Not really. A lot of essential third party Rust crates and projects have "weird" names, eg. "nom", "tokio", etc. You can see that from the list of most downloaded crates [1].
This one just happens to have been owned and maintained by core Rust folks and used in a lot of larger libraries. This is more the exception than the rule.
It's a given that you should do due diligence on crates and not just use the first name that matches your use case. There's a lot of crate name squatting and abandonware.
Rust crates need namespacing to avoid this and similar problems going forward.
A sibling comment talked about “UwU names”. Not sure exactly if they are referring to “tokio” or something else. But if it’s tokio, they might find this informative:
> I enjoyed visiting Tokio (Tokyo) the city and I liked the "io" suffix and how it plays w/ Mio as well. I don't know... naming is hard so I didn't spend too much time thinking about it.
The name of the city is 東京 -- anything in Latin characters is a rough transliteration. Tokio was the common spelling in European texts until some time last century, and is still used regularly in continental Europe.
> Rust crates need namespacing to avoid this and similar problems going forward.
It hasn't been implemented despite crowd demanding it on HN for years because it won't solve the problem (namespace squatting is going to replace name squatting and tada! you're back to square one with an extra step).
I do agree that people will assume xyz/xyz is more authoriative than some-org/xyz, but I think there is benefit to knowing that everything under xyz/* has a single owner. The current approach is to name companion crates like xyz_abc but someone else could come along with xyz_def and it's not immediately obvious that xyz_abc has the same owner as xyz but xyz_def does not.
This is a completely different topic though, and I think there's interest in shipping something like that.

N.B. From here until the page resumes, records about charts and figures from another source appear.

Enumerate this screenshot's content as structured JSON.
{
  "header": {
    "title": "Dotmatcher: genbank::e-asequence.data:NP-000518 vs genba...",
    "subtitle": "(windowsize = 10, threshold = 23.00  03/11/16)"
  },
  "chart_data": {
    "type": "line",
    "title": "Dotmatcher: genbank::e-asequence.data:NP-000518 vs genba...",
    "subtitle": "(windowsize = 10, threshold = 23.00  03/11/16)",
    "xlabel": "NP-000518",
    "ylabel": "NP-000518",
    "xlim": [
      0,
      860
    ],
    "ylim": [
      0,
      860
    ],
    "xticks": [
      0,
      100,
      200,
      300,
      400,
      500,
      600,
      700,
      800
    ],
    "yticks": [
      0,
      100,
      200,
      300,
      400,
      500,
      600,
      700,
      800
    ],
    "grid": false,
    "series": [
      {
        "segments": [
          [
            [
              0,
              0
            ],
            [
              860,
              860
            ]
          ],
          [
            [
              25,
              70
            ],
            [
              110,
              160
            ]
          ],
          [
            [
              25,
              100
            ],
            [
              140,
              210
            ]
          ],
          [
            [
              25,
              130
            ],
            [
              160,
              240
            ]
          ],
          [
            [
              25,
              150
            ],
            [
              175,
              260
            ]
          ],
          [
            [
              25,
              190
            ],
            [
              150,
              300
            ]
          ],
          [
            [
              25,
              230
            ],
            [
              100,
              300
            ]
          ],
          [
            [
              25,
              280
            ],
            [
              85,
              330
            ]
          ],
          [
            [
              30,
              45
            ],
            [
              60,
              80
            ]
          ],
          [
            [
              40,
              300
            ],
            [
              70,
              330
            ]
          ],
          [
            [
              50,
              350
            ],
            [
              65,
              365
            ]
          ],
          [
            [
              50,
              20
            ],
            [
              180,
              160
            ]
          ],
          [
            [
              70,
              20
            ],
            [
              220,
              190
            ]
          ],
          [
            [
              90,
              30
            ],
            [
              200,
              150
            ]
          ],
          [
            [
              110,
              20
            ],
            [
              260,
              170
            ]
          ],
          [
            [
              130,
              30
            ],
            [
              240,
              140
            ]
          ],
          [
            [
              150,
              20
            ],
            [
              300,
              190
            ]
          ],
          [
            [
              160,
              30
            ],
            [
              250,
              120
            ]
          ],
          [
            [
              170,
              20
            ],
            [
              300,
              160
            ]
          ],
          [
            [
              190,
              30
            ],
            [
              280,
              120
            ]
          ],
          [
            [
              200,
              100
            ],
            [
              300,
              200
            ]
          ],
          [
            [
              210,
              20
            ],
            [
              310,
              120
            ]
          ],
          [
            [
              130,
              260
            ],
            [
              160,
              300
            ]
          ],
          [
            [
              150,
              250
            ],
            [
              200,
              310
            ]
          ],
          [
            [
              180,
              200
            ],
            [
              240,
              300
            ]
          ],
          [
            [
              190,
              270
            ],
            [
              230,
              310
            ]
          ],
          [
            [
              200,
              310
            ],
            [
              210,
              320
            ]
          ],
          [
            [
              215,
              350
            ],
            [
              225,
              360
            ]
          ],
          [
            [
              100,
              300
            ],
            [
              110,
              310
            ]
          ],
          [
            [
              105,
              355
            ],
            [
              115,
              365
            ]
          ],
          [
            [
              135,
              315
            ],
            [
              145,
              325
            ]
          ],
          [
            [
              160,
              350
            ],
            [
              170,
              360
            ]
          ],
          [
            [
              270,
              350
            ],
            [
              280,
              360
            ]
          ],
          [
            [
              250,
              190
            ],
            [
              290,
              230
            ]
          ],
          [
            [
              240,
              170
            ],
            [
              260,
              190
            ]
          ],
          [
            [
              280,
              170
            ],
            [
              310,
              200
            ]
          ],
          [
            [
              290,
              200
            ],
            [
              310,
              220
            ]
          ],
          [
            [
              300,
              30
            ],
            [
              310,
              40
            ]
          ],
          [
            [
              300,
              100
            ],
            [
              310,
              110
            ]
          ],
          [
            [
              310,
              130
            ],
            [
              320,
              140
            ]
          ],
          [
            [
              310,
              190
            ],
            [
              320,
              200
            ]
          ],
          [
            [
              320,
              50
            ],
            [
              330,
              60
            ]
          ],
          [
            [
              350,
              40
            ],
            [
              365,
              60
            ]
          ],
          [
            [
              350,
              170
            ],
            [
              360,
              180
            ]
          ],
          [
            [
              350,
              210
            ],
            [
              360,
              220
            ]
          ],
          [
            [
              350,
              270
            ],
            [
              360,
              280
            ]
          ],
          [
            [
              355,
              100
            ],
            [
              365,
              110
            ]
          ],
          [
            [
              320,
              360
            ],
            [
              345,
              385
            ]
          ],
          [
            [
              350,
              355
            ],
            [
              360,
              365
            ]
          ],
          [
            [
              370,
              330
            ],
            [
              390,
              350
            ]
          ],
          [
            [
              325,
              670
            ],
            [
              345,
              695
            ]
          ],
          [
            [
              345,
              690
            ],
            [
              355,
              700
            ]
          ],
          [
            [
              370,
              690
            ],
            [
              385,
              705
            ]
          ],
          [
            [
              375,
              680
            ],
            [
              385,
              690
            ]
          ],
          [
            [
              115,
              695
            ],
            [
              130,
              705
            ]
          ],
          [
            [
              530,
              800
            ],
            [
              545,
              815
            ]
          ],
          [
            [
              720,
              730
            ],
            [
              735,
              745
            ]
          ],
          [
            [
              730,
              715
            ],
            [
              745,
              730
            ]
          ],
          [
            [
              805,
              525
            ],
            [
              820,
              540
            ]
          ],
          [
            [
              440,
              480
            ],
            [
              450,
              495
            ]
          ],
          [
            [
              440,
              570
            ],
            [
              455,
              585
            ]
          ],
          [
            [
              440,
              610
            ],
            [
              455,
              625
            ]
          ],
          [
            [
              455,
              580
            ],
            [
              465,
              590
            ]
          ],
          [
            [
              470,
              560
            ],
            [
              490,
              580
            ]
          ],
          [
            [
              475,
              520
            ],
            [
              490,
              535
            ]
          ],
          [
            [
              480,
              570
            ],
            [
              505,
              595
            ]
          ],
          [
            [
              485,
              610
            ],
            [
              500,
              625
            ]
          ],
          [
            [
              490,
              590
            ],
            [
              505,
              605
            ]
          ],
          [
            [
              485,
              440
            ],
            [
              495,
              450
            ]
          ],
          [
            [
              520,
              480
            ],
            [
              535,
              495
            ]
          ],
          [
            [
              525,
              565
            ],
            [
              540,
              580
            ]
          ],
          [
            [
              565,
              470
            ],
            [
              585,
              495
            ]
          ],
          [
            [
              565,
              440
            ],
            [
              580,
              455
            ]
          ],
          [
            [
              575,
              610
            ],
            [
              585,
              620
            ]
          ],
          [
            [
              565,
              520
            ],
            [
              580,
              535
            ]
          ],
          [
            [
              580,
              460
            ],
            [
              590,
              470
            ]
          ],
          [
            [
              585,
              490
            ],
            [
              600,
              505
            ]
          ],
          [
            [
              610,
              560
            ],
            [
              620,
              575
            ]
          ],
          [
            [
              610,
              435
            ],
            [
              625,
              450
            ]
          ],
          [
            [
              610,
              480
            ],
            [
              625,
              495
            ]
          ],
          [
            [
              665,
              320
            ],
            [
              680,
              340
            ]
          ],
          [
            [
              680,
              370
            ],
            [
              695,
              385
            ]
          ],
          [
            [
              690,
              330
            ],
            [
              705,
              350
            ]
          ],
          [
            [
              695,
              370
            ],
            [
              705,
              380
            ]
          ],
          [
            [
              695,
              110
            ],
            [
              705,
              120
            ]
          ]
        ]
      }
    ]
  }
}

That's the main problem with “just add namespace FFS” discussions that come every other week: everyone has its own vision of what namespace should look like and what they are meant for, but nobody has ever taken the time to write an RFC with supporting arguments. In fact, people bring this mostly in ways that are related to name squatting (like right here) even though that's not a problem namespace can solve in the first place. It's magical thinking at its finest.
Exactly, this isn't about “default namespace”, this is the other feature which I said had support (didn't know the RFC had been merged though, thanks for pointing that out).
This isn't the kind of namespace people say they want to prevent squatting.
Solved the problem almost completely in npm. Sure you can't search for a name of a company or a project and expect it to be related to the company or project.
But there's no way to solve that.
But once you know a namespace is owned by a company or project, you can know that everything under it is legit.
Which solves the vast majority of squatting and impersonation problems.
Also you know that everything under "node" for example is part of the language.
> Sure you can't search for a name of a company or a project and expect it to be related to the company or project. But there's no way to solve that.
There's a way to solve it partially: you can have a special part of your namespace tied to domains and require that eg com.google.some-package be signed by a certificate that can also sign some-package.google.com
Of course, there's no guarantee that https://company.com belongs to the company, but the public has already developed ways of coping with that.
(I specifically suggest doing that only to part of your namespace, because you still want people to be able to upload packages without having to register a domain first.)
That just makes package names harder to remember and type (and actually less secure as more prone to typosquatting and backdoors in seamingly harmless pull requests) for no benefit.
Keep in mind that the majority of package by far don't come from companies in the first place, and requiring individual developers to have a domain of their own isn't particularly welcoming.
It's going to be tons of complexity for zero actual benefit.
One wonders if Bluesky's approach to usernames might one day inspire a future package manager in this direction: a GUID that is then aliased to a friendly (sub)domain through proof of ownership, with a default fallback domain for those without a domain (i.e. mypkg.crates.io vs mypkg.philpax.me)
There are problems it does solve though. It’s incomprehensible that we get so many new package managers that fail to learn from the bajillion that came before.
It actually learned and that's what makes cargo as good as it is (arguably the best of all that came before, and a source of inspiration for the ones that came after).
But its authors rightly concluded that it's useless to expect to prevent name squatting by any technical mean!
I recall in the Elm community there was a lot of hooplah around the package system aligning too much with a single repo provider (github) so that might be one disincentive there.
php deals with this by using the username/organization name of a repository as the namespace name of packages. At least then you're having to squat something further up the food chain.